(ORDO NEWS) — Previously, microplastics have been found in the most unexpected places – from the depths of the oceans to our own bodies.
These tiny particles of plastic travel freely through the air, and how effectively they do this, we were “told” by the sticky threads of the web.
In recent years, there have been a growing number of alarming reports of microplastics tiny particles of plastic no larger than five millimeters being found in the most unexpected places.
This ubiquitous contaminant has been found atop Chomolungma , the highest mountain on earth, and extracted from human blood samples.
There is no doubt that microplastics are able to spread through the air, although scientists have not previously been able to track the amount of pollutant moving in this way.
Now they were able to do it – and not with the help of any special devices, but simply by counting the number of microplastic particles stuck to the spider webs.
In the course of the study, scientists collected webs near bus stops in the city of Oldenburg in northwestern Germany.
Then the samples were analyzed in the laboratory – naturally, adhering particles of microplastic were revealed on them.
Another thing was surprising: the amount of microplastic in the web was up to ten percent of its own weight.
The most adhering samples were PET ( polyethylene terephthalate ) presumably caught on the webs from the clothes of bus stop visitors and microscopic particles of car tires formed when cars brake and accelerate.
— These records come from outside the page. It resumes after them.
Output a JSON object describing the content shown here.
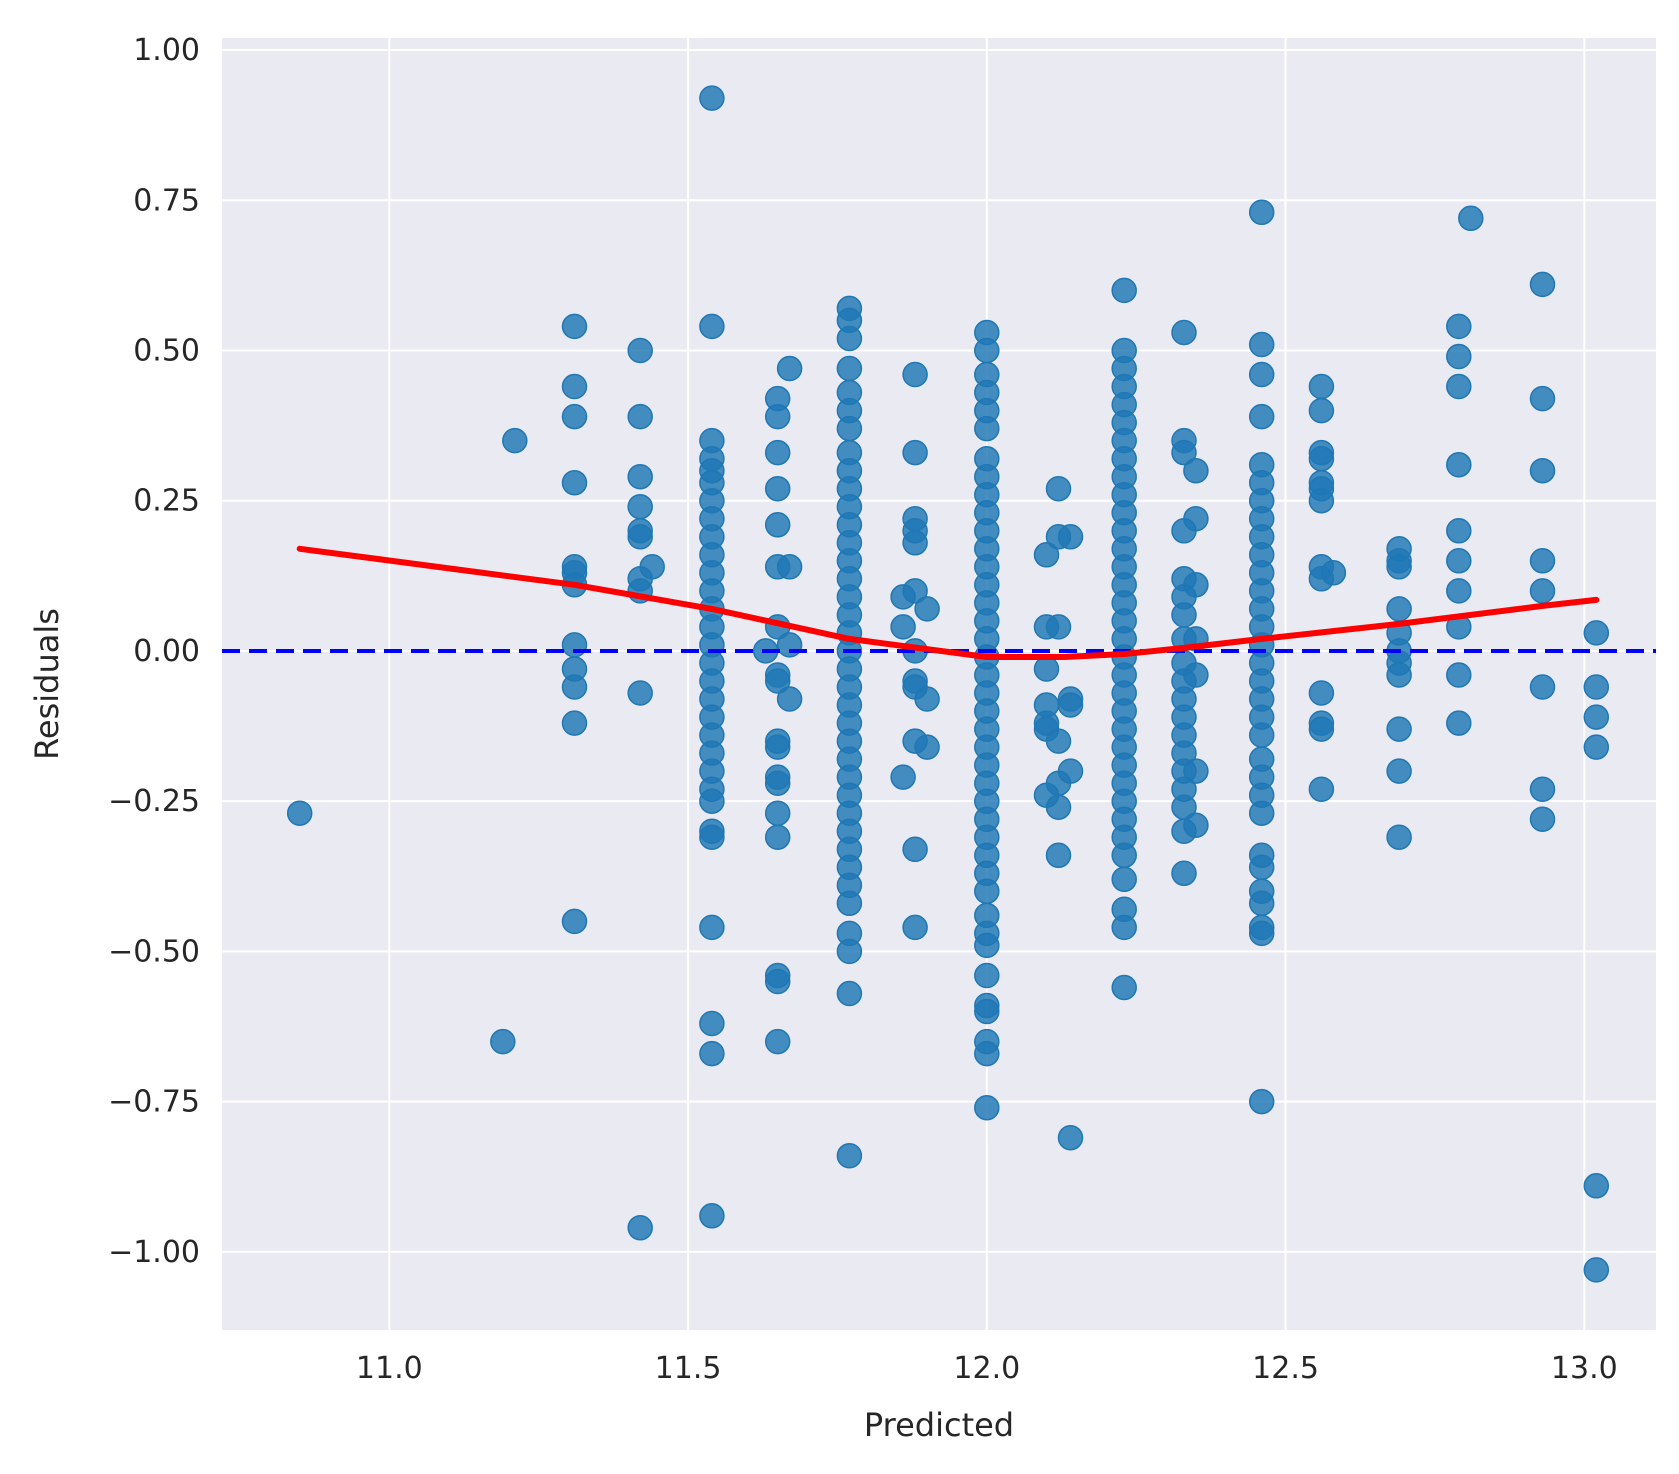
{
  "chart_data": {
    "type": "scatter",
    "title": "",
    "xlabel": "Predicted",
    "ylabel": "Residuals",
    "xlim": [
      10.72,
      13.12
    ],
    "ylim": [
      -1.13,
      1.02
    ],
    "xticks": [
      11.0,
      11.5,
      12.0,
      12.5,
      13.0
    ],
    "xtick_labels": [
      "11.0",
      "11.5",
      "12.0",
      "12.5",
      "13.0"
    ],
    "yticks": [
      1.0,
      0.75,
      0.5,
      0.25,
      0.0,
      -0.25,
      -0.5,
      -0.75,
      -1.0
    ],
    "ytick_labels": [
      "1.00",
      "0.75",
      "0.50",
      "0.25",
      "0.00",
      "−0.25",
      "−0.50",
      "−0.75",
      "−1.00"
    ],
    "grid": true,
    "legend": "none",
    "colors": {
      "background": "#eaeaf2",
      "grid": "#ffffff",
      "points": "#1f77b4",
      "lowess": "#ff0000",
      "zero_line": "#0000ff"
    },
    "reference_line": {
      "y": 0.0,
      "style": "dashed"
    },
    "lowess": {
      "x": [
        10.85,
        11.31,
        11.54,
        11.77,
        12.0,
        12.13,
        12.23,
        12.33,
        12.46,
        12.69,
        12.93,
        13.02
      ],
      "y": [
        0.17,
        0.11,
        0.07,
        0.02,
        -0.01,
        -0.01,
        -0.005,
        0.005,
        0.02,
        0.045,
        0.075,
        0.085
      ]
    },
    "points": [
      [
        10.85,
        -0.27
      ],
      [
        11.19,
        -0.65
      ],
      [
        11.21,
        0.35
      ],
      [
        11.31,
        0.54
      ],
      [
        11.31,
        0.44
      ],
      [
        11.31,
        0.39
      ],
      [
        11.31,
        0.28
      ],
      [
        11.31,
        0.14
      ],
      [
        11.31,
        0.13
      ],
      [
        11.31,
        0.11
      ],
      [
        11.31,
        0.01
      ],
      [
        11.31,
        -0.03
      ],
      [
        11.31,
        -0.06
      ],
      [
        11.31,
        -0.12
      ],
      [
        11.31,
        -0.45
      ],
      [
        11.42,
        0.5
      ],
      [
        11.42,
        0.39
      ],
      [
        11.42,
        0.29
      ],
      [
        11.42,
        0.24
      ],
      [
        11.42,
        0.2
      ],
      [
        11.42,
        0.19
      ],
      [
        11.42,
        0.12
      ],
      [
        11.42,
        0.1
      ],
      [
        11.44,
        0.14
      ],
      [
        11.42,
        -0.07
      ],
      [
        11.42,
        -0.96
      ],
      [
        11.54,
        0.92
      ],
      [
        11.54,
        0.54
      ],
      [
        11.54,
        0.35
      ],
      [
        11.54,
        0.32
      ],
      [
        11.54,
        0.3
      ],
      [
        11.54,
        0.28
      ],
      [
        11.54,
        0.25
      ],
      [
        11.54,
        0.22
      ],
      [
        11.54,
        0.19
      ],
      [
        11.54,
        0.16
      ],
      [
        11.54,
        0.13
      ],
      [
        11.54,
        0.1
      ],
      [
        11.54,
        0.07
      ],
      [
        11.54,
        0.04
      ],
      [
        11.54,
        0.01
      ],
      [
        11.54,
        -0.02
      ],
      [
        11.54,
        -0.05
      ],
      [
        11.54,
        -0.08
      ],
      [
        11.54,
        -0.11
      ],
      [
        11.54,
        -0.14
      ],
      [
        11.54,
        -0.17
      ],
      [
        11.54,
        -0.2
      ],
      [
        11.54,
        -0.23
      ],
      [
        11.54,
        -0.25
      ],
      [
        11.54,
        -0.3
      ],
      [
        11.54,
        -0.31
      ],
      [
        11.54,
        -0.46
      ],
      [
        11.54,
        -0.62
      ],
      [
        11.54,
        -0.67
      ],
      [
        11.54,
        -0.94
      ],
      [
        11.63,
        0.0
      ],
      [
        11.65,
        0.42
      ],
      [
        11.65,
        0.39
      ],
      [
        11.65,
        0.33
      ],
      [
        11.65,
        0.27
      ],
      [
        11.65,
        0.21
      ],
      [
        11.65,
        0.14
      ],
      [
        11.67,
        0.14
      ],
      [
        11.67,
        0.47
      ],
      [
        11.65,
        0.04
      ],
      [
        11.67,
        0.01
      ],
      [
        11.65,
        -0.04
      ],
      [
        11.65,
        -0.05
      ],
      [
        11.67,
        -0.08
      ],
      [
        11.65,
        -0.15
      ],
      [
        11.65,
        -0.16
      ],
      [
        11.65,
        -0.21
      ],
      [
        11.65,
        -0.22
      ],
      [
        11.65,
        -0.27
      ],
      [
        11.65,
        -0.31
      ],
      [
        11.65,
        -0.54
      ],
      [
        11.65,
        -0.55
      ],
      [
        11.65,
        -0.65
      ],
      [
        11.77,
        0.57
      ],
      [
        11.77,
        0.55
      ],
      [
        11.77,
        0.52
      ],
      [
        11.77,
        0.47
      ],
      [
        11.77,
        0.43
      ],
      [
        11.77,
        0.4
      ],
      [
        11.77,
        0.37
      ],
      [
        11.77,
        0.33
      ],
      [
        11.77,
        0.3
      ],
      [
        11.77,
        0.27
      ],
      [
        11.77,
        0.24
      ],
      [
        11.77,
        0.21
      ],
      [
        11.77,
        0.18
      ],
      [
        11.77,
        0.15
      ],
      [
        11.77,
        0.12
      ],
      [
        11.77,
        0.09
      ],
      [
        11.77,
        0.06
      ],
      [
        11.77,
        0.03
      ],
      [
        11.77,
        0.0
      ],
      [
        11.77,
        -0.03
      ],
      [
        11.77,
        -0.06
      ],
      [
        11.77,
        -0.09
      ],
      [
        11.77,
        -0.12
      ],
      [
        11.77,
        -0.15
      ],
      [
        11.77,
        -0.18
      ],
      [
        11.77,
        -0.21
      ],
      [
        11.77,
        -0.24
      ],
      [
        11.77,
        -0.27
      ],
      [
        11.77,
        -0.3
      ],
      [
        11.77,
        -0.33
      ],
      [
        11.77,
        -0.36
      ],
      [
        11.77,
        -0.39
      ],
      [
        11.77,
        -0.42
      ],
      [
        11.77,
        -0.47
      ],
      [
        11.77,
        -0.5
      ],
      [
        11.77,
        -0.57
      ],
      [
        11.77,
        -0.84
      ],
      [
        11.86,
        0.09
      ],
      [
        11.86,
        0.04
      ],
      [
        11.86,
        -0.21
      ],
      [
        11.88,
        0.46
      ],
      [
        11.88,
        0.33
      ],
      [
        11.88,
        0.22
      ],
      [
        11.88,
        0.2
      ],
      [
        11.88,
        0.18
      ],
      [
        11.88,
        0.1
      ],
      [
        11.9,
        0.07
      ],
      [
        11.88,
        0.0
      ],
      [
        11.88,
        -0.05
      ],
      [
        11.88,
        -0.06
      ],
      [
        11.9,
        -0.08
      ],
      [
        11.88,
        -0.15
      ],
      [
        11.9,
        -0.16
      ],
      [
        11.88,
        -0.33
      ],
      [
        11.88,
        -0.46
      ],
      [
        12.0,
        0.53
      ],
      [
        12.0,
        0.5
      ],
      [
        12.0,
        0.46
      ],
      [
        12.0,
        0.43
      ],
      [
        12.0,
        0.4
      ],
      [
        12.0,
        0.37
      ],
      [
        12.0,
        0.32
      ],
      [
        12.0,
        0.29
      ],
      [
        12.0,
        0.26
      ],
      [
        12.0,
        0.23
      ],
      [
        12.0,
        0.2
      ],
      [
        12.0,
        0.17
      ],
      [
        12.0,
        0.14
      ],
      [
        12.0,
        0.11
      ],
      [
        12.0,
        0.08
      ],
      [
        12.0,
        0.05
      ],
      [
        12.0,
        0.02
      ],
      [
        12.0,
        -0.01
      ],
      [
        12.0,
        -0.04
      ],
      [
        12.0,
        -0.07
      ],
      [
        12.0,
        -0.1
      ],
      [
        12.0,
        -0.13
      ],
      [
        12.0,
        -0.16
      ],
      [
        12.0,
        -0.19
      ],
      [
        12.0,
        -0.22
      ],
      [
        12.0,
        -0.25
      ],
      [
        12.0,
        -0.28
      ],
      [
        12.0,
        -0.31
      ],
      [
        12.0,
        -0.34
      ],
      [
        12.0,
        -0.37
      ],
      [
        12.0,
        -0.4
      ],
      [
        12.0,
        -0.44
      ],
      [
        12.0,
        -0.47
      ],
      [
        12.0,
        -0.49
      ],
      [
        12.0,
        -0.54
      ],
      [
        12.0,
        -0.59
      ],
      [
        12.0,
        -0.6
      ],
      [
        12.0,
        -0.65
      ],
      [
        12.0,
        -0.67
      ],
      [
        12.0,
        -0.76
      ],
      [
        12.1,
        0.16
      ],
      [
        12.1,
        0.04
      ],
      [
        12.1,
        -0.03
      ],
      [
        12.1,
        -0.09
      ],
      [
        12.1,
        -0.12
      ],
      [
        12.1,
        -0.13
      ],
      [
        12.1,
        -0.24
      ],
      [
        12.12,
        0.27
      ],
      [
        12.12,
        0.19
      ],
      [
        12.12,
        0.04
      ],
      [
        12.12,
        -0.15
      ],
      [
        12.12,
        -0.22
      ],
      [
        12.12,
        -0.26
      ],
      [
        12.12,
        -0.34
      ],
      [
        12.14,
        0.19
      ],
      [
        12.14,
        -0.08
      ],
      [
        12.14,
        -0.09
      ],
      [
        12.14,
        -0.2
      ],
      [
        12.14,
        -0.81
      ],
      [
        12.23,
        0.6
      ],
      [
        12.23,
        0.5
      ],
      [
        12.23,
        0.47
      ],
      [
        12.23,
        0.44
      ],
      [
        12.23,
        0.41
      ],
      [
        12.23,
        0.38
      ],
      [
        12.23,
        0.35
      ],
      [
        12.23,
        0.32
      ],
      [
        12.23,
        0.29
      ],
      [
        12.23,
        0.26
      ],
      [
        12.23,
        0.23
      ],
      [
        12.23,
        0.2
      ],
      [
        12.23,
        0.17
      ],
      [
        12.23,
        0.14
      ],
      [
        12.23,
        0.11
      ],
      [
        12.23,
        0.08
      ],
      [
        12.23,
        0.05
      ],
      [
        12.23,
        0.02
      ],
      [
        12.23,
        -0.01
      ],
      [
        12.23,
        -0.04
      ],
      [
        12.23,
        -0.07
      ],
      [
        12.23,
        -0.1
      ],
      [
        12.23,
        -0.13
      ],
      [
        12.23,
        -0.16
      ],
      [
        12.23,
        -0.19
      ],
      [
        12.23,
        -0.22
      ],
      [
        12.23,
        -0.25
      ],
      [
        12.23,
        -0.28
      ],
      [
        12.23,
        -0.31
      ],
      [
        12.23,
        -0.34
      ],
      [
        12.23,
        -0.38
      ],
      [
        12.23,
        -0.43
      ],
      [
        12.23,
        -0.46
      ],
      [
        12.23,
        -0.56
      ],
      [
        12.33,
        0.53
      ],
      [
        12.33,
        0.35
      ],
      [
        12.33,
        0.33
      ],
      [
        12.33,
        0.2
      ],
      [
        12.33,
        0.12
      ],
      [
        12.33,
        0.09
      ],
      [
        12.33,
        0.06
      ],
      [
        12.33,
        0.02
      ],
      [
        12.33,
        -0.02
      ],
      [
        12.33,
        -0.05
      ],
      [
        12.33,
        -0.08
      ],
      [
        12.33,
        -0.11
      ],
      [
        12.33,
        -0.14
      ],
      [
        12.33,
        -0.17
      ],
      [
        12.33,
        -0.2
      ],
      [
        12.33,
        -0.23
      ],
      [
        12.33,
        -0.26
      ],
      [
        12.33,
        -0.3
      ],
      [
        12.33,
        -0.37
      ],
      [
        12.35,
        0.3
      ],
      [
        12.35,
        0.22
      ],
      [
        12.35,
        0.11
      ],
      [
        12.35,
        0.02
      ],
      [
        12.35,
        -0.04
      ],
      [
        12.35,
        -0.2
      ],
      [
        12.35,
        -0.29
      ],
      [
        12.46,
        0.73
      ],
      [
        12.46,
        0.51
      ],
      [
        12.46,
        0.46
      ],
      [
        12.46,
        0.39
      ],
      [
        12.46,
        0.31
      ],
      [
        12.46,
        0.28
      ],
      [
        12.46,
        0.25
      ],
      [
        12.46,
        0.22
      ],
      [
        12.46,
        0.19
      ],
      [
        12.46,
        0.16
      ],
      [
        12.46,
        0.13
      ],
      [
        12.46,
        0.1
      ],
      [
        12.46,
        0.07
      ],
      [
        12.46,
        0.04
      ],
      [
        12.46,
        0.01
      ],
      [
        12.46,
        -0.02
      ],
      [
        12.46,
        -0.05
      ],
      [
        12.46,
        -0.08
      ],
      [
        12.46,
        -0.11
      ],
      [
        12.46,
        -0.14
      ],
      [
        12.46,
        -0.18
      ],
      [
        12.46,
        -0.21
      ],
      [
        12.46,
        -0.24
      ],
      [
        12.46,
        -0.27
      ],
      [
        12.46,
        -0.34
      ],
      [
        12.46,
        -0.36
      ],
      [
        12.46,
        -0.4
      ],
      [
        12.46,
        -0.42
      ],
      [
        12.46,
        -0.46
      ],
      [
        12.46,
        -0.47
      ],
      [
        12.46,
        -0.75
      ],
      [
        12.56,
        0.44
      ],
      [
        12.56,
        0.4
      ],
      [
        12.56,
        0.33
      ],
      [
        12.56,
        0.32
      ],
      [
        12.56,
        0.28
      ],
      [
        12.56,
        0.27
      ],
      [
        12.56,
        0.25
      ],
      [
        12.56,
        0.14
      ],
      [
        12.58,
        0.13
      ],
      [
        12.56,
        0.12
      ],
      [
        12.56,
        -0.07
      ],
      [
        12.56,
        -0.12
      ],
      [
        12.56,
        -0.13
      ],
      [
        12.56,
        -0.23
      ],
      [
        12.69,
        0.17
      ],
      [
        12.69,
        0.15
      ],
      [
        12.69,
        0.14
      ],
      [
        12.69,
        0.07
      ],
      [
        12.69,
        0.03
      ],
      [
        12.69,
        0.0
      ],
      [
        12.69,
        -0.02
      ],
      [
        12.69,
        -0.04
      ],
      [
        12.69,
        -0.13
      ],
      [
        12.69,
        -0.2
      ],
      [
        12.69,
        -0.31
      ],
      [
        12.79,
        0.54
      ],
      [
        12.79,
        0.49
      ],
      [
        12.79,
        0.44
      ],
      [
        12.79,
        0.31
      ],
      [
        12.79,
        0.2
      ],
      [
        12.79,
        0.15
      ],
      [
        12.79,
        0.1
      ],
      [
        12.79,
        0.04
      ],
      [
        12.79,
        -0.04
      ],
      [
        12.79,
        -0.12
      ],
      [
        12.81,
        0.72
      ],
      [
        12.93,
        0.61
      ],
      [
        12.93,
        0.42
      ],
      [
        12.93,
        0.3
      ],
      [
        12.93,
        0.15
      ],
      [
        12.93,
        0.1
      ],
      [
        12.93,
        -0.06
      ],
      [
        12.93,
        -0.23
      ],
      [
        12.93,
        -0.28
      ],
      [
        13.02,
        0.03
      ],
      [
        13.02,
        -0.06
      ],
      [
        13.02,
        -0.11
      ],
      [
        13.02,
        -0.16
      ],
      [
        13.02,
        -0.89
      ],
      [
        13.02,
        -1.03
      ]
    ]
  }
}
A spider sitting in a web over the road does not suspect that it acts as a “biodetector” of pollution.
While the results of the study are just another grim reminder of the ubiquity of microplastics, the scientists were able to test and evaluate a new, low-cost way to monitor pollution.
The web has been used as a biodetector in various environmental studies for more than 30 years, the team says, but this is the first time it has been used to track the amount of microplastics in the air.
Covered bus stops are in many countries, and orb-web spiders are distributed all over the world, so now, even without expensive equipment, environmentalists will be able to monitor how urban air is polluted with microplastics.
This will at least prevent an increase in the concentration of the pollutant, because then it can already become a threat to human health.